Because Canada lacks the productive capacity to meet domestic renewable fuel demand, Canadian ethanol imports increased from five thousand litres per day (L/d) in 2006 to a peak of 3 326 thousand L/d in 2013 before decreasing to 2 876 thousand L/d in 2015. Biodiesel imports increased from 14 thousand L/d in 2006 to a peak of 1 504 thousand L/d in 2013 before decreasing to 1 315 thousand L/d in 2015. All Canadian biofuel imports are from the United States.
Source and Description
Source: U.S. Department of Agriculture’s Global Agricultural Information Network (GAIN) – Canada Biofuels Annual
Description: This bar graph shows imports and exports of ethanol and biodiesel from 2006 to 2015. Ethanol imports have increased from five thousand L/d in 2006 to 2 876 thousand L/d in 2015. Biodiesel imports have increased from 14 thousand L/d in 2006 to 1 315 thousand L/d in 2015. Exports of biofuels (primarily biodiesel) have increased from six thousand L/d in 2006 to 81 thousand L/d in 2015. Canada’s biofuel trade balance changed from a surplus of 96 thousand L/d in 2006 to a deficit of 3 525 thousand L/d in 2015.

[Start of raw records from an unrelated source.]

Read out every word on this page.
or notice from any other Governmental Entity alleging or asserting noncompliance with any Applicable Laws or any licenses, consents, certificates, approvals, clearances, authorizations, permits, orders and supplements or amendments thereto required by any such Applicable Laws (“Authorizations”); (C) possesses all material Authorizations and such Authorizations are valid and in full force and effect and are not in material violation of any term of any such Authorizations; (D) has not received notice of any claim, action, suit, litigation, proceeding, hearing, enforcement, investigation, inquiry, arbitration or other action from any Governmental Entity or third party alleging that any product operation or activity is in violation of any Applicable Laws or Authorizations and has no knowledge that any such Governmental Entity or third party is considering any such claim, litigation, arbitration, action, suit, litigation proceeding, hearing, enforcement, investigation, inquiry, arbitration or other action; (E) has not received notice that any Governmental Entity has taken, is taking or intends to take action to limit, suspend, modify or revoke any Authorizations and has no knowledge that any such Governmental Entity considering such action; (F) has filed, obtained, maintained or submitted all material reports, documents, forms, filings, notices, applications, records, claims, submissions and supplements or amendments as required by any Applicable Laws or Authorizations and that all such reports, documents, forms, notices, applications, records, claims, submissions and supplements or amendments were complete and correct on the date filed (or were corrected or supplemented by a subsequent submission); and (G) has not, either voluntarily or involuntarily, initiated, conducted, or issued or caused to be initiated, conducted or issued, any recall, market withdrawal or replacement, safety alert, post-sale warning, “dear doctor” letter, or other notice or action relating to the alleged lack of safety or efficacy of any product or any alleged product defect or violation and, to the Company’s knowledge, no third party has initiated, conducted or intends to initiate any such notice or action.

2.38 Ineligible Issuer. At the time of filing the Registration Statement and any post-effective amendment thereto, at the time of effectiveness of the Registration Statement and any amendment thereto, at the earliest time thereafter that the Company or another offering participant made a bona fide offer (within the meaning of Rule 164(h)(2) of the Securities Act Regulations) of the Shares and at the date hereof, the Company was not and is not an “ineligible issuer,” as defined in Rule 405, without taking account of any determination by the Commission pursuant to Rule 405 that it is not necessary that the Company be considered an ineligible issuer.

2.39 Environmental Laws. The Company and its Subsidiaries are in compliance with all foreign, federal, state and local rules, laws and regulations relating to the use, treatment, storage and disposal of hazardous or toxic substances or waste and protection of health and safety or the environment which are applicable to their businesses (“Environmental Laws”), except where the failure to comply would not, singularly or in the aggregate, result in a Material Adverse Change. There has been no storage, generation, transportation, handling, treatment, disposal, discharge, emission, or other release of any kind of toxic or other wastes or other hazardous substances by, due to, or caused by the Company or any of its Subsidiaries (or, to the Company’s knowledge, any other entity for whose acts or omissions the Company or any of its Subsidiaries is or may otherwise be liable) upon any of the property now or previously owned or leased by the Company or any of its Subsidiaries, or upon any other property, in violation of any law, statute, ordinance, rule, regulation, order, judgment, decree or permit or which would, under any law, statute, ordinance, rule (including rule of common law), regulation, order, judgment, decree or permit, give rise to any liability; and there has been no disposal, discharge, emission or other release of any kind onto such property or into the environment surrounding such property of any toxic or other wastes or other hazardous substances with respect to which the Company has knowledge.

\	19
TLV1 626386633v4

Canada also exports small volumes of biofuels (primarily biodiesel), all of which go to the U.S. Canadian biofuel exports increased from 6 thousand L/d in 2006 to 81 thousand L/d in 2015. Exports peaked in 2014 and 2015 due to higher prices for biofuels in the U.S. This helped to moderate Canada’s biofuel trade balance (exports minus imports) from its peak deficit of 4 447 thousand L/d in 2013 to a smaller deficit of 3 424 thousand L/d in 2015.
Finally, even though overall Canadian gasoline demand increased slightly in 2014 and 2015, Canadian biofuel consumption actually declined in those years. This was due primarily to less discretionary blending of ethanol in gasoline.